ISBN-13: 9781859184257 / Angielski / Twarda / 2008 / 156 str.
After Bloody Sunday investigates the ways in which the events in Derry on January 30, 1972, have found representation in photography, film, theatre, poetry, television documentary, art installations, murals, music, commemorative events, legal discourse, eyewitness testimony, and pressure-group campaigns.
Thirty-six years after the killing and wounding of twenty-six civil rights protestors in Derry, the new independent tribunal chaired by Lord Mark Saville of Newdigate is close to publishing its findings. The Report of the Bloody Sunday Inquiry promises to be the most comprehensive act of truth-recovery yet attempted in relation to the many atrocities that scarred the North of Ireland during the three decades of political conflict.
Mark Saville has the formidable, and perhaps impossible, task of establishing the definitive truth of Bloody Sunday. His attempt comes in the wake of many other earlier versions of the events of 30th January 1972 that have also claimed to present the truth of what happened that day.
After Bloody Sunday examines the portrayals of the events of January 30th, 1972, and its devastating repercussions in photography, film, theatre, poetry, television documentary, art installations, murals, commemorative events, and legal discourse. The authors consider their veracity, their mechanisms of authenticity, and their assumptions that a particular medium--be it film, or language, or visual art--can somehow articulate the truth of Bloody Sunday.

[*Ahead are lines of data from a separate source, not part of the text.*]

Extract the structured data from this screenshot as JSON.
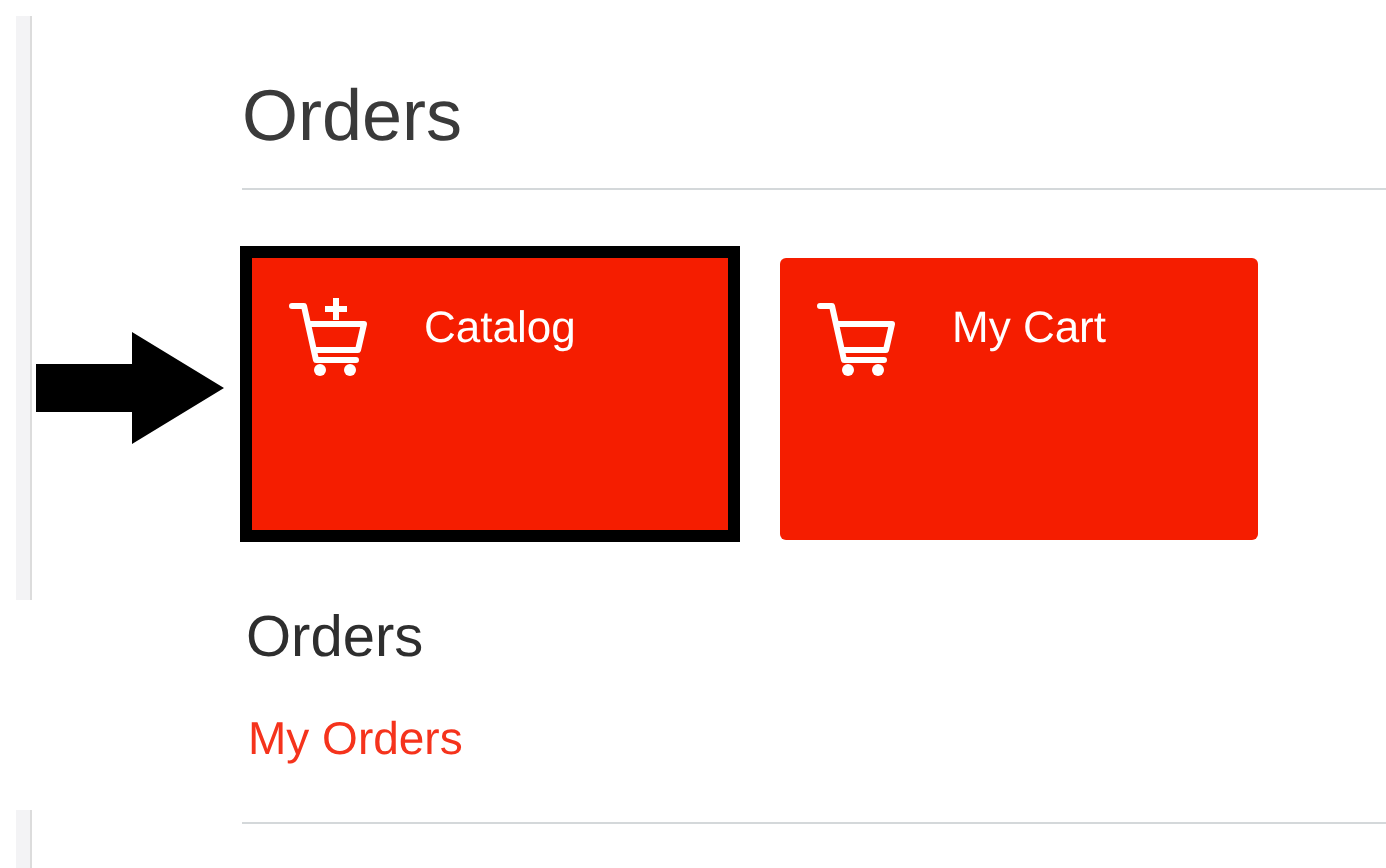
{
  "heading": "Orders",
  "tiles": [
    {
      "label": "Catalog",
      "kind": "catalog",
      "highlighted": true
    },
    {
      "label": "My Cart",
      "kind": "cart",
      "highlighted": false
    }
  ],
  "section": {
    "title": "Orders",
    "links": [
      "My Orders"
    ]
  }
}
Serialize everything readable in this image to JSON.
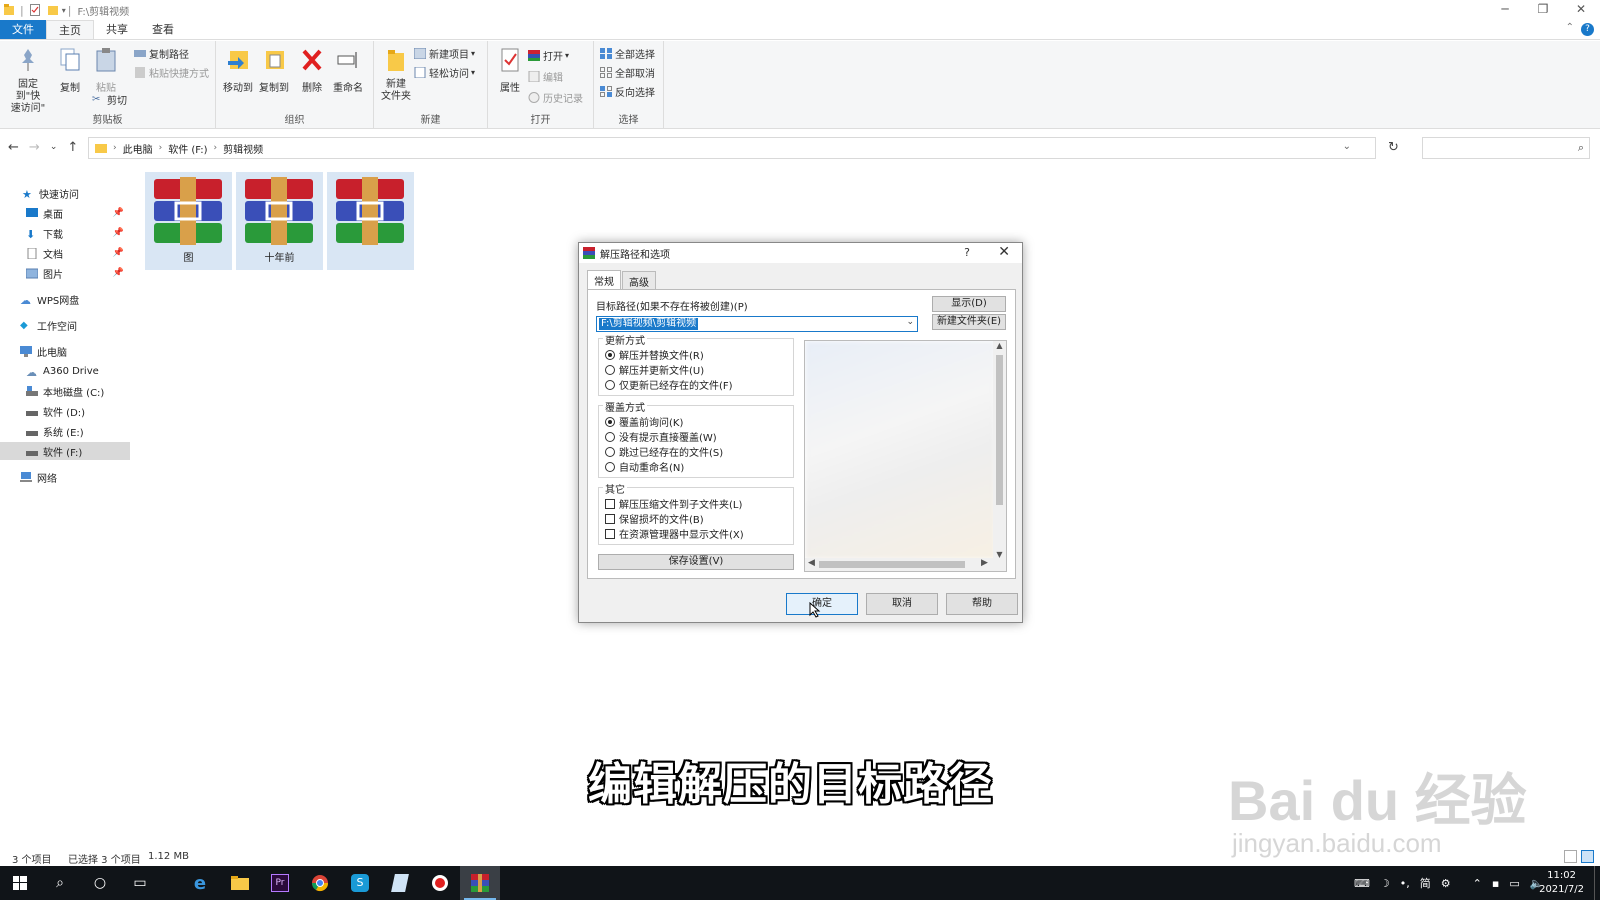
{
  "window": {
    "path": "F:\\剪辑视频",
    "controls": [
      "─",
      "❐",
      "✕"
    ]
  },
  "ribbon_tabs": [
    "文件",
    "主页",
    "共享",
    "查看"
  ],
  "ribbon": {
    "clipboard": {
      "pin_quick": "固定到\"快\n速访问\"",
      "copy": "复制",
      "paste": "粘贴",
      "copy_path": "复制路径",
      "paste_shortcut": "粘贴快捷方式",
      "cut": "剪切",
      "label": "剪贴板"
    },
    "organize": {
      "move_to": "移动到",
      "copy_to": "复制到",
      "delete": "删除",
      "rename": "重命名",
      "label": "组织"
    },
    "new": {
      "new_folder": "新建\n文件夹",
      "new_item": "新建项目",
      "easy_access": "轻松访问",
      "label": "新建"
    },
    "open": {
      "properties": "属性",
      "open": "打开",
      "edit": "编辑",
      "history": "历史记录",
      "label": "打开"
    },
    "select": {
      "select_all": "全部选择",
      "select_none": "全部取消",
      "invert": "反向选择",
      "label": "选择"
    }
  },
  "address": {
    "crumbs": [
      "此电脑",
      "软件 (F:)",
      "剪辑视频"
    ]
  },
  "nav": {
    "quick_access": "快速访问",
    "desktop": "桌面",
    "downloads": "下载",
    "documents": "文档",
    "pictures": "图片",
    "wps": "WPS网盘",
    "workspace": "工作空间",
    "this_pc": "此电脑",
    "a360": "A360 Drive",
    "c": "本地磁盘 (C:)",
    "d": "软件 (D:)",
    "e": "系统 (E:)",
    "f": "软件 (F:)",
    "network": "网络"
  },
  "files": [
    {
      "name": "图"
    },
    {
      "name": "十年前"
    },
    {
      "name": ""
    }
  ],
  "dialog": {
    "title": "解压路径和选项",
    "help_btn": "?",
    "close_btn": "✕",
    "tabs": [
      "常规",
      "高级"
    ],
    "target_label": "目标路径(如果不存在将被创建)(P)",
    "target_value": "F:\\剪辑视频\\剪辑视频",
    "show_btn": "显示(D)",
    "new_folder_btn": "新建文件夹(E)",
    "update_mode": {
      "title": "更新方式",
      "options": [
        "解压并替换文件(R)",
        "解压并更新文件(U)",
        "仅更新已经存在的文件(F)"
      ]
    },
    "overwrite_mode": {
      "title": "覆盖方式",
      "options": [
        "覆盖前询问(K)",
        "没有提示直接覆盖(W)",
        "跳过已经存在的文件(S)",
        "自动重命名(N)"
      ]
    },
    "other": {
      "title": "其它",
      "options": [
        "解压压缩文件到子文件夹(L)",
        "保留损坏的文件(B)",
        "在资源管理器中显示文件(X)"
      ]
    },
    "save_btn": "保存设置(V)",
    "ok_btn": "确定",
    "cancel_btn": "取消",
    "help_btn2": "帮助"
  },
  "subtitle": "编辑解压的目标路径",
  "watermark": {
    "brand": "Bai du 经验",
    "url": "jingyan.baidu.com"
  },
  "status": {
    "count": "3 个项目",
    "selected": "已选择 3 个项目",
    "size": "1.12 MB"
  },
  "tray": {
    "ime": "简",
    "time": "11:02",
    "date": "2021/7/2"
  },
  "colors": {
    "accent": "#1979ca",
    "taskbar": "#101418",
    "tile_selected": "#d9e6f4"
  }
}
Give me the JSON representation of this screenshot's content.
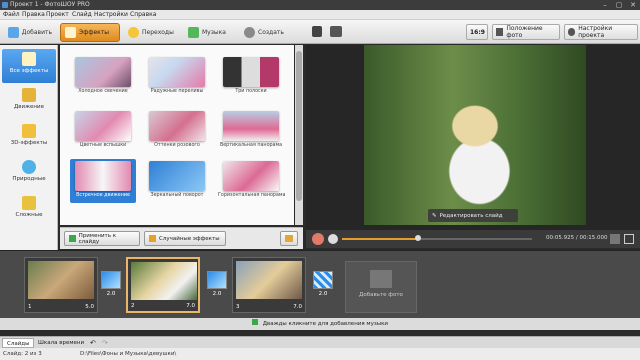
{
  "window": {
    "title": "Проект 1 - ФотоШОУ PRO"
  },
  "menu": [
    "Файл",
    "Правка",
    "Проект",
    "Слайд",
    "Настройки",
    "Справка"
  ],
  "toolbar": {
    "tabs": [
      "Добавить",
      "Эффекты",
      "Переходы",
      "Музыка",
      "Создать"
    ],
    "aspect": "16:9",
    "photo_position": "Положение фото",
    "project_settings": "Настройки проекта"
  },
  "sidebar": {
    "items": [
      "Все эффекты",
      "Движение",
      "3D-эффекты",
      "Природные",
      "Сложные"
    ]
  },
  "effects": [
    {
      "label": "Холодное свечение"
    },
    {
      "label": "Радужные переливы"
    },
    {
      "label": "Три полоски"
    },
    {
      "label": "Цветные вспышки"
    },
    {
      "label": "Оттенки розового"
    },
    {
      "label": "Вертикальная панорама"
    },
    {
      "label": "Встречное движение"
    },
    {
      "label": "Зеркальный поворот"
    },
    {
      "label": "Горизонтальная панорама"
    }
  ],
  "actions": {
    "apply": "Применить к слайду",
    "random": "Случайные эффекты"
  },
  "preview": {
    "edit_slide": "Редактировать слайд",
    "time": "00:05.925 / 00:15.000",
    "progress": 0.4
  },
  "timeline": {
    "slides": [
      {
        "num": "1",
        "dur": "5.0"
      },
      {
        "num": "2",
        "dur": "7.0"
      },
      {
        "num": "3",
        "dur": "7.0"
      }
    ],
    "transitions": [
      "2.0",
      "2.0",
      "2.0"
    ],
    "add_photo": "Добавьте фото",
    "music_hint": "Дважды кликните для добавления музыки"
  },
  "bottom_tabs": [
    "Слайды",
    "Шкала времени"
  ],
  "status": {
    "slide": "Слайд: 2 из 3",
    "path": "D:\\Files\\Фоны и Музыка\\девушки\\"
  },
  "colors": {
    "accent": "#e08a1c",
    "selected": "#2f7fd6"
  }
}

In the course of six thematically-organized chapters, the authors analyze productions ranging from high-profile popular forms of entertainment--such as Paul Greengrass's feature film Bloody Sunday and Jimmy McGovern's made-for-television film, Sunday--through to lesser-known treatments in poetry (Thomas Kinsella's Butcher's Dozen), drama (Frank McGuinness's Carthaginians and Brian Friel's The Freedom of the City), and visual art (The Bogside Artists and Willie Doherty). They place special emphasis on the commemoration events held each year in Derry in which the families of the victims have--over many years--remembered their dead and injured, while at the same time building a highly-effective campaign that resulted, finally, in a new Inquiry.
Drawing on their expertise in the fields of literature, cultural theory, media studies and visual art, the authors have produced a thoroughly interdisciplinary approach towards the many representations that claim, with varying degrees of confidence, to tell the story of what really happened on the streets of the Bogside on the afternoon of January 30, 1972.